Par Marion Chatelin le 14/09/2018
Sérophobie

Fred, 37 ans, est militant LGBT+ et lutte activement contre la sérophobie. Il s'est engagé au sein de l'association AIDES en 2011, deux ans après avoir appris qu'il était séropositif. D'abord source de souffrance et de honte, le VIH s'est transformé en revendication, voire en fierté. Il a décidé de lancer un blog le 31 août dernier, intitulé « Queer-Kinky-Activiste » pour lutter contre toute forme de sérophobie. Un brin provocateur, Fred ? Il s'agit surtout pour lui de faire bouger les mentalités et de briser les tabous. Pour TÊTU, il accepte de revenir sur son parcours de "séropo" et sur la création de son blog.

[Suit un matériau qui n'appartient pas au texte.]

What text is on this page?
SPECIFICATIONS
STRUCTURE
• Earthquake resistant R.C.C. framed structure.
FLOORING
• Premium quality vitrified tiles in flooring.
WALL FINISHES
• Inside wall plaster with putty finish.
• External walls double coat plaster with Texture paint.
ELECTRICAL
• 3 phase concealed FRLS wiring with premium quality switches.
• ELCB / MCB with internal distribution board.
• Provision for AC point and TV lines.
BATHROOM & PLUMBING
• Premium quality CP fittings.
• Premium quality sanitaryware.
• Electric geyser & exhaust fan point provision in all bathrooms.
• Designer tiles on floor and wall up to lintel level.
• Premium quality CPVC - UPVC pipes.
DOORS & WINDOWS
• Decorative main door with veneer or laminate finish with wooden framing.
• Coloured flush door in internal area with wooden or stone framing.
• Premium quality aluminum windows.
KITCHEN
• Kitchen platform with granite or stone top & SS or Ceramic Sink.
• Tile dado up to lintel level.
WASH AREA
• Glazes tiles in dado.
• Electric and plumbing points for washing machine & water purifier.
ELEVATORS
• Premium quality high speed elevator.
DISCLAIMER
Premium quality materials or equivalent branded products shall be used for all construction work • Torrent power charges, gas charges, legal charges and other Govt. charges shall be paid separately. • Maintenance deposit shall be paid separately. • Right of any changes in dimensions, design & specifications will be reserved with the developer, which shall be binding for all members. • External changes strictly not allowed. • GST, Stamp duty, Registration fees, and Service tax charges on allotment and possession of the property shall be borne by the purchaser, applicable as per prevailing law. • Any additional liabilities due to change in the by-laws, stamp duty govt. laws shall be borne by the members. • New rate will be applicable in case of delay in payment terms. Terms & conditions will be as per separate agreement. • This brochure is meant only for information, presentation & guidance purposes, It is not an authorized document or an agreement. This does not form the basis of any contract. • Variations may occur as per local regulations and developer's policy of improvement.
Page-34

« J'ai découvert que j'étais séropositif en 2009. Les toutes premières images qui me sont venues en tête étaient les militants d'Act-Up en colère et tous ces hommes, jeunes, moins jeunes qui sont morts dans les années 1990. Les sentiments qui m'ont traversé étaient surtout de la souffrance, de la honte mais aussi beaucoup de colère. Que du pathos. Je me suis dit 'super je vais avoir une vie de merde !' Entre 2009 et 2011, je suis tombé en dépression. À cause de la maladie et de sa représentation dans la société, mais aussi à cause de mon premier traitement. Une molécule m'a rendu plus sensible au niveau psychologique.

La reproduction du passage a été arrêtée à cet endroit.